Influence is often studied by examining explicit structural links in observed interaction networks, such as paper citations or bill co-sponsorship. However, for many domains, such declared links do not exist, are unreliable, or fail to reflect behaviors of interest. In these situations, observed temporal dynamics can instead be used as a proxy by which latent structural information can be inferred. In this talk, I will present the Bayesian Echo Chamber, a new Bayesian generative model for social interaction data. By modeling the evolution of people's language usage over time, using a discrete analog of the multivariate Hawkes process, this model is capable of discovering latent influence relationships. Unlike previous work on inferring influence, which has primarily focused on simple temporal dynamics evidenced via turn-taking behavior, the Bayesian Echo Chamber captures more nuanced influence relationships, evidenced via linguistic accommodation patterns in interaction content. I will present results validating the model's ability to discover known influence patterns using transcripts of arguments heard by the US Supreme Court and the movie "12 Angry Men." Finally, I will showcase the Bayesian Echo Chamber's capabilities by presenting latent influence relationships inferred from Federal Open Market Committee meeting transcripts, thereby demonstrating state-of-the-art performance at uncovering social dynamics in group discussions.
(Joint work with F. Guo, C. Blundell, and K. Heller.)

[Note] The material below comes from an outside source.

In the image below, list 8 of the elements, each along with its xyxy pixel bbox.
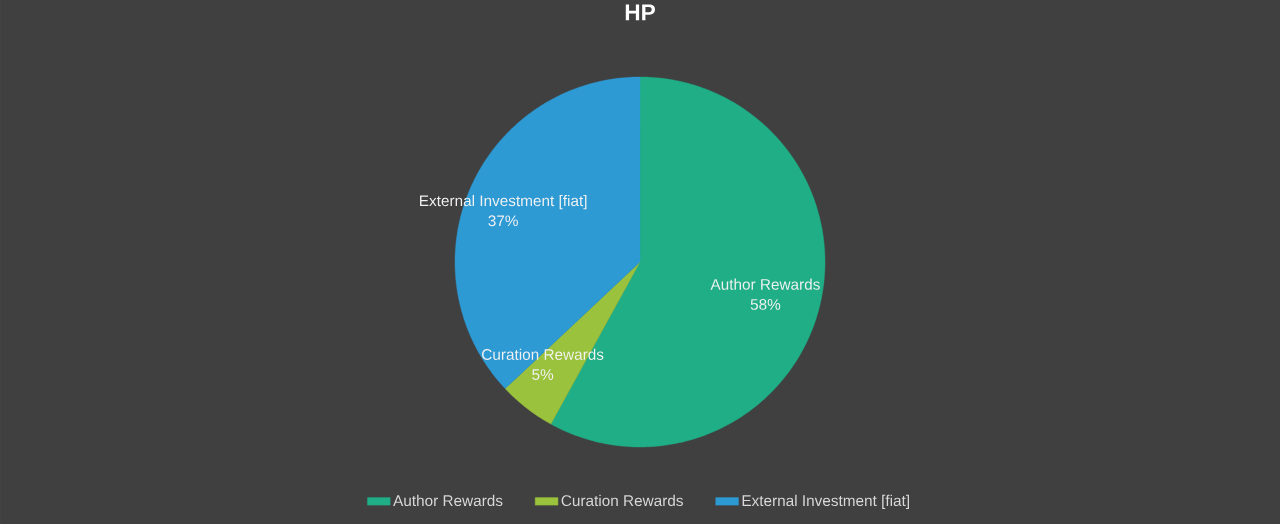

Hanna Wallach is a researcher at Microsoft Research New York City and an assistant professor in the School of Computer Science at the University of Massachusetts Amherst. She is one of five core faculty members involved in UMass's recently formed Computational Social Science Institute. Hanna develops machine learning methods for uncovering new insights about the structure, content, and dynamics of social processes. In collaboration with political scientists, sociologists, and journalists, she analyzes publicly available interaction data, such as public record email networks, declassified document dumps, press releases, meeting transcripts, and news articles. Hanna's research contributes to machine learning, Bayesian statistics, and the nascent field of computational social science. Her work on infinite belief networks won the best paper award at AISTATS 2010. Hanna holds a B.A. in Computer Science from the University of Cambridge, an M.S. in Cognitive Science and Machine Learning from the University of Edinburgh, and a Ph.D. in Physics from the University of Cambridge. Most importantly, however, she is (to her knowledge) the only person to have appeared in both Glamour magazine ("35 Women Under 35 Who Are Changing the Tech Industry") and Linux Format.